Es gibt verschiedene Reaktionen auf Umweltbedrohungen
Die nachfolgend eintretenden Konsequenzen ließen aufhorchen. Als direkte Reaktion auf die Bedrohung sei entweder mit einem klimafreundlichen Verhalten zu rechnen oder mit einem Ethnozentrismus, der Leute und Kulturen mit anderen Ansichten und Haltungen ablehnt. Uhl-Hädicke gab dazu als würzende Dreingabe Handfestes zum Besten. So hätten bei einem Testversuch ethnozentrierte Personen in Fällen einer gefühlten Bedrohung die Möglichkeit ergriffen, Andersdenkende durch besonders intensive Tabasco-Gaben ins vorbereitete Essen aufs Schärfste zu bestrafen. Umweltfreundliche Menschen würden angesichts der Bedrohung in der Regel auf direktem Weg ein klimafreundliches Verhalten an den Tag legen. Die Psychologin konnte aus diesen Mechanismen ableiten, dass bei bedrohlichen Klimawandelerfahrungen die eigentliche Handlungsebene verlassen wird, was zu politisch-sozialen Spannungen führen kann.
In systematischer Analyse nahm sie diverse Werteeinstellungen beim Umgang mit bedrohlichen Umweltthemen aufs Korn, die zu berücksichtigen seien. Die Menschen hätten die Wahl, egoistisch, hedonistisch, altruistisch oder biosphäristisch zu handeln, um ihr Bedrohungsdilemma zu lösen. Die sich daraus ergebenden Handlungsmöglichkeiten ließ die Referentin in einer Reihe von Tipps für den praktischen Gebrauch münden. So warnte sie davor, bedrohliche Informationen über den Klimawandel unreflektiert über sich ergehen zu lassen, weil dies Ohnmachtsgefühle erzeuge. Besser sei es, mit konkreten Handlungen die Selbstwirksamkeit zu stärken und sich mit den realen Umweltthemen praktisch auseinanderzusetzen. Grundsätzlich müssten nach ihrer Einschätzung die Umweltwerte noch mehr gestärkt werden. Finanzielle Anreize für verbessertes Umweltverhalten würden nur Wirkung zeigen, wenn sie hoch genug angesetzt seien.
Isabella Uhl-Hädicke plädiert für positive Emotionen
„Soziale Normen sind sehr einflussreich“, warnte die Psychologin ihr Publikum.
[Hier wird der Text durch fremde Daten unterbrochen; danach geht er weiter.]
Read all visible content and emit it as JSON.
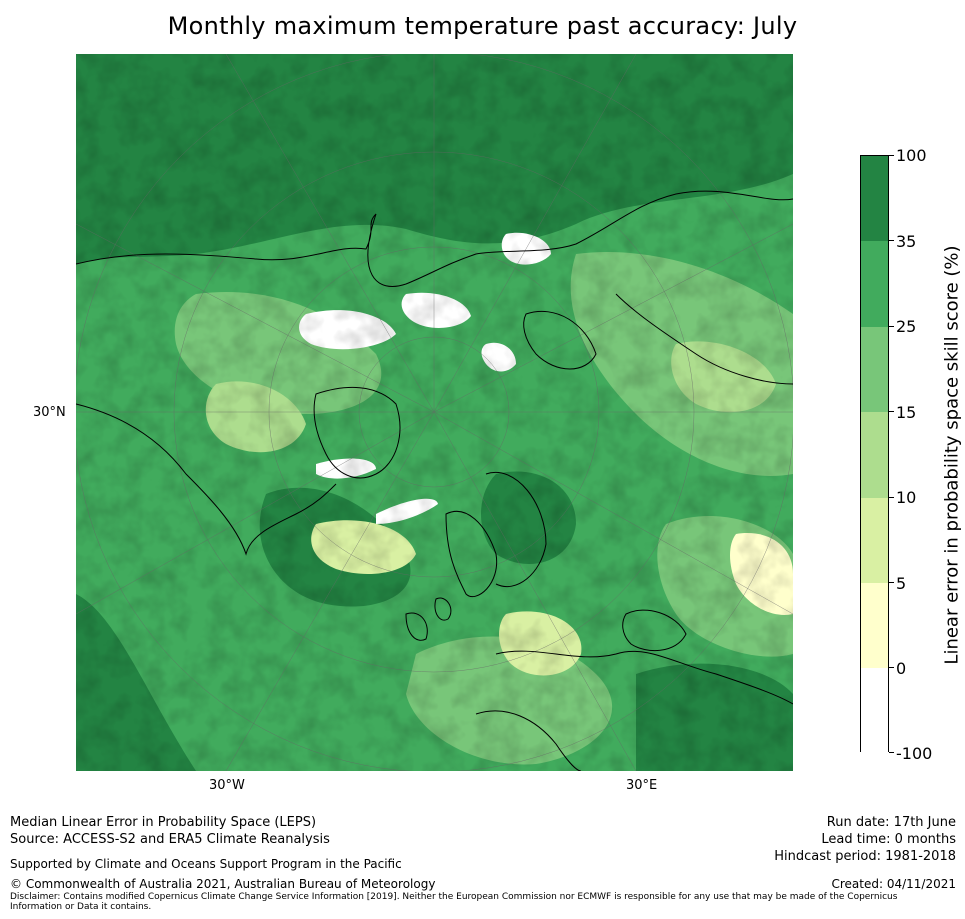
{
  "title": "Monthly maximum temperature past accuracy: July",
  "axes": {
    "lat_label": "30°N",
    "lon_labels": [
      "30°W",
      "30°E"
    ]
  },
  "colorbar": {
    "title": "Linear error in probability space skill score (%)",
    "tick_labels": [
      "100",
      "35",
      "25",
      "15",
      "10",
      "5",
      "0",
      "-100"
    ],
    "bins": [
      {
        "from": 35,
        "to": 100,
        "color": "#238443"
      },
      {
        "from": 25,
        "to": 35,
        "color": "#41ab5d"
      },
      {
        "from": 15,
        "to": 25,
        "color": "#78c679"
      },
      {
        "from": 10,
        "to": 15,
        "color": "#addd8e"
      },
      {
        "from": 5,
        "to": 10,
        "color": "#d9f0a3"
      },
      {
        "from": 0,
        "to": 5,
        "color": "#ffffcc"
      },
      {
        "from": -100,
        "to": 0,
        "color": "#ffffff"
      }
    ]
  },
  "footer": {
    "product": "Median Linear Error in Probability Space (LEPS)",
    "source": "Source: ACCESS-S2 and ERA5 Climate Reanalysis",
    "support": "Supported by Climate and Oceans Support Program in the Pacific",
    "copyright": "© Commonwealth of Australia 2021, Australian Bureau of Meteorology",
    "disclaimer": "Disclaimer: Contains modified Copernicus Climate Change Service Information [2019]. Neither the European Commission nor ECMWF is responsible for any use that may be made of the Copernicus Information or Data it contains.",
    "run_date": "Run date: 17th June",
    "lead_time": "Lead time: 0 months",
    "hindcast": "Hindcast period: 1981-2018",
    "created": "Created: 04/11/2021"
  }
}
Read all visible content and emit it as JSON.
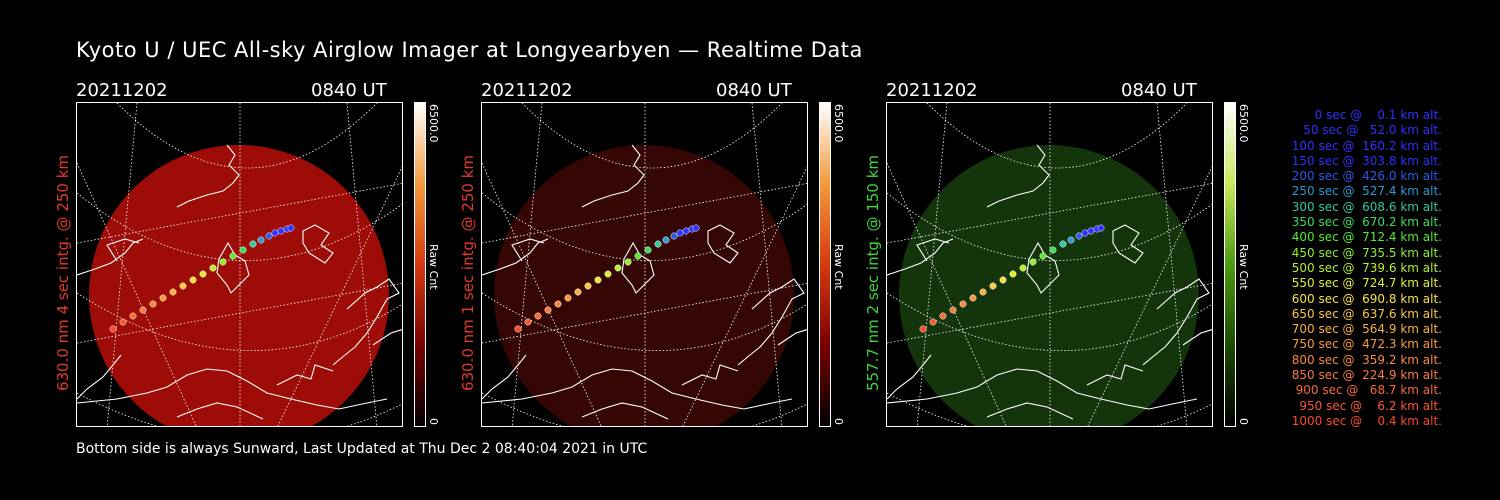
{
  "title": "Kyoto U / UEC All-sky Airglow Imager at Longyearbyen — Realtime Data",
  "panels": [
    {
      "date": "20211202",
      "time": "0840 UT",
      "ylabel": "630.0 nm 4 sec intg. @ 250 km",
      "label_color": "#e23a2a",
      "cb_max": "6500.0",
      "cb_min": "0",
      "cb_unit": "Raw Cnt",
      "fill": "#b80e08",
      "fill_opacity": 0.85,
      "cbar": [
        "#ffffff",
        "#f29a3c",
        "#d63a10",
        "#7a0000",
        "#000000"
      ]
    },
    {
      "date": "20211202",
      "time": "0840 UT",
      "ylabel": "630.0 nm 1 sec intg. @ 250 km",
      "label_color": "#e23a2a",
      "cb_max": "6500.0",
      "cb_min": "0",
      "cb_unit": "Raw Cnt",
      "fill": "#3a0806",
      "fill_opacity": 0.9,
      "cbar": [
        "#ffffff",
        "#f29a3c",
        "#d63a10",
        "#7a0000",
        "#000000"
      ]
    },
    {
      "date": "20211202",
      "time": "0840 UT",
      "ylabel": "557.7 nm 2 sec intg. @ 150 km",
      "label_color": "#3ed63a",
      "cb_max": "6500.0",
      "cb_min": "0",
      "cb_unit": "Raw Cnt",
      "fill": "#163a0c",
      "fill_opacity": 0.9,
      "cbar": [
        "#ffffff",
        "#c8e858",
        "#4c9a10",
        "#1c4a04",
        "#000000"
      ]
    }
  ],
  "footer": "Bottom side is always Sunward, Last Updated at Thu Dec  2 08:40:04 2021 in UTC",
  "legend": [
    {
      "text": "   0 sec @    0.1 km alt.",
      "color": "#3030ff"
    },
    {
      "text": "  50 sec @   52.0 km alt.",
      "color": "#3030ff"
    },
    {
      "text": " 100 sec @  160.2 km alt.",
      "color": "#3030ff"
    },
    {
      "text": " 150 sec @  303.8 km alt.",
      "color": "#3030ff"
    },
    {
      "text": " 200 sec @  426.0 km alt.",
      "color": "#2a5ae8"
    },
    {
      "text": " 250 sec @  527.4 km alt.",
      "color": "#2a9ad0"
    },
    {
      "text": " 300 sec @  608.6 km alt.",
      "color": "#30c8a0"
    },
    {
      "text": " 350 sec @  670.2 km alt.",
      "color": "#3ade5a"
    },
    {
      "text": " 400 sec @  712.4 km alt.",
      "color": "#5aea30"
    },
    {
      "text": " 450 sec @  735.5 km alt.",
      "color": "#8ef030"
    },
    {
      "text": " 500 sec @  739.6 km alt.",
      "color": "#b8f030"
    },
    {
      "text": " 550 sec @  724.7 km alt.",
      "color": "#e0ee30"
    },
    {
      "text": " 600 sec @  690.8 km alt.",
      "color": "#f8e040"
    },
    {
      "text": " 650 sec @  637.6 km alt.",
      "color": "#f8c840"
    },
    {
      "text": " 700 sec @  564.9 km alt.",
      "color": "#f8b040"
    },
    {
      "text": " 750 sec @  472.3 km alt.",
      "color": "#f89a40"
    },
    {
      "text": " 800 sec @  359.2 km alt.",
      "color": "#f88a40"
    },
    {
      "text": " 850 sec @  224.9 km alt.",
      "color": "#f87a40"
    },
    {
      "text": " 900 sec @   68.7 km alt.",
      "color": "#f86a38"
    },
    {
      "text": " 950 sec @    6.2 km alt.",
      "color": "#f85a30"
    },
    {
      "text": "1000 sec @    0.4 km alt.",
      "color": "#f84a28"
    }
  ]
}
Die Werteeinstellungen der Leute müssten immer mitgedacht werden. Man habe herausgefunden, dass der Verhaltensabgleich des Einzelnen mit dem Nachbarn oder der Umgebung in der Regel zu unerwarteten Verhaltensänderungen führt. In schmuddeliger Umgebung würden 69 Prozent der Leute Müll auf die Straße werfen. Ist es hingegen sauber, seien es nur 33 Prozent. Sie empfahl dazu die Lektüre von „Psychology for a Better World“ von Niki Harré. Zur Abrundung der umfangreichen und gut strukturierten Tipp-Liste empfahl Isabella Uhl-Hädicke, sich auch in Öko-Bedrohungslagen auf die Wirksamkeit positiver Emotionen zu verlassen. Diese seien wichtig, weil wir so offener, belastbarer und kreativer mit Problemen umgehen könnten.
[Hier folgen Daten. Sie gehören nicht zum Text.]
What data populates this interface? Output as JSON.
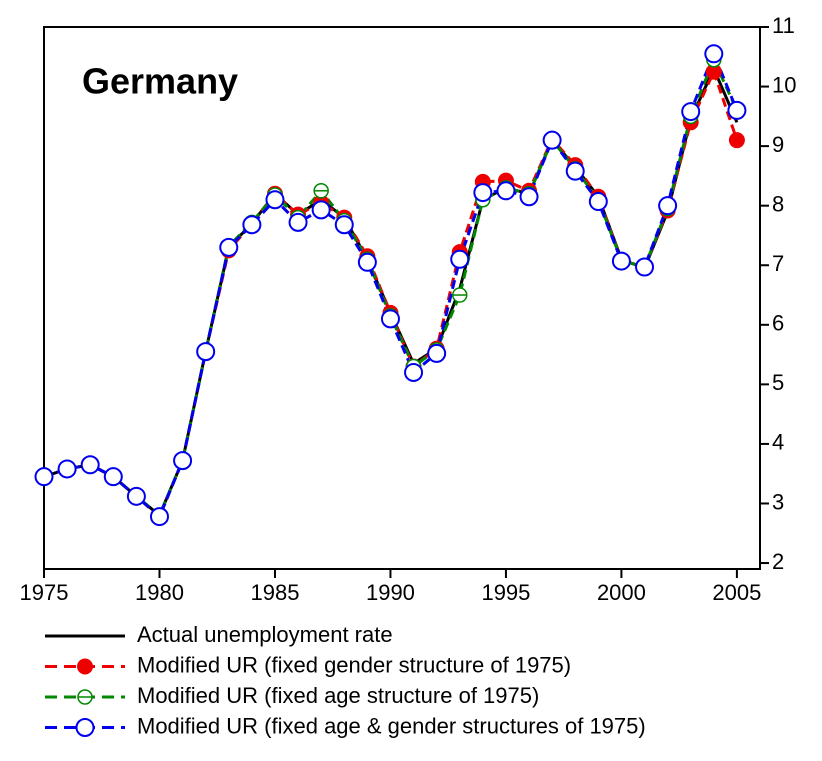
{
  "chart_data": {
    "type": "line",
    "title": "Germany",
    "x": [
      1975,
      1976,
      1977,
      1978,
      1979,
      1980,
      1981,
      1982,
      1983,
      1984,
      1985,
      1986,
      1987,
      1988,
      1989,
      1990,
      1991,
      1992,
      1993,
      1994,
      1995,
      1996,
      1997,
      1998,
      1999,
      2000,
      2001,
      2002,
      2003,
      2004,
      2005
    ],
    "series": [
      {
        "name": "Actual unemployment rate",
        "color": "#000000",
        "dashed": false,
        "marker": "none",
        "values": [
          3.45,
          3.58,
          3.65,
          3.45,
          3.12,
          2.8,
          3.72,
          5.55,
          7.3,
          7.7,
          8.2,
          7.85,
          8.1,
          7.8,
          7.1,
          6.2,
          5.35,
          5.6,
          6.6,
          8.1,
          8.3,
          8.2,
          9.1,
          8.65,
          8.15,
          7.1,
          6.95,
          7.9,
          9.45,
          10.3,
          9.4
        ]
      },
      {
        "name": "Modified UR (fixed gender structure of 1975)",
        "color": "#ee0000",
        "dashed": true,
        "marker": "filled",
        "values": [
          3.45,
          3.58,
          3.65,
          3.45,
          3.12,
          2.78,
          3.72,
          5.55,
          7.25,
          7.7,
          8.2,
          7.85,
          8.05,
          7.8,
          7.15,
          6.2,
          5.3,
          5.6,
          7.22,
          8.4,
          8.42,
          8.25,
          9.12,
          8.68,
          8.15,
          7.08,
          6.97,
          7.92,
          9.4,
          10.25,
          9.1
        ]
      },
      {
        "name": "Modified UR (fixed age structure of 1975)",
        "color": "#008800",
        "dashed": true,
        "marker": "crossed",
        "values": [
          3.45,
          3.58,
          3.65,
          3.45,
          3.12,
          2.8,
          3.72,
          5.55,
          7.32,
          7.72,
          8.18,
          7.8,
          8.25,
          7.75,
          7.1,
          6.15,
          5.3,
          5.58,
          6.5,
          8.1,
          8.3,
          8.2,
          9.1,
          8.62,
          8.1,
          7.08,
          6.97,
          7.95,
          9.5,
          10.45,
          9.6
        ]
      },
      {
        "name": "Modified UR (fixed age & gender structures of 1975)",
        "color": "#0000ee",
        "dashed": true,
        "marker": "open",
        "values": [
          3.45,
          3.58,
          3.65,
          3.45,
          3.12,
          2.78,
          3.72,
          5.55,
          7.3,
          7.68,
          8.1,
          7.72,
          7.93,
          7.68,
          7.05,
          6.1,
          5.2,
          5.52,
          7.1,
          8.22,
          8.25,
          8.15,
          9.1,
          8.58,
          8.07,
          7.07,
          6.97,
          8.0,
          9.58,
          10.55,
          9.6
        ]
      }
    ],
    "xlim": [
      1975,
      2006
    ],
    "xticks": [
      1975,
      1980,
      1985,
      1990,
      1995,
      2000,
      2005
    ],
    "ylim": [
      1.9,
      11
    ],
    "yticks": [
      2,
      3,
      4,
      5,
      6,
      7,
      8,
      9,
      10,
      11
    ]
  }
}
Das Publikum brachte am Ende psychologische Winkelzüge ins Gespräch. Es wurde vermutet, dass der negative Grundton von Greta Thunberg oder die abschreckenden Aufdrucke auf der Zigarettenpackung eher kontraproduktiv seien und das Gegenteil des Gewünschten auslösten. Vor allem Gesetze blieben der beste Hebel, um Veränderungen herbeizuführen, meinte die Psychologin.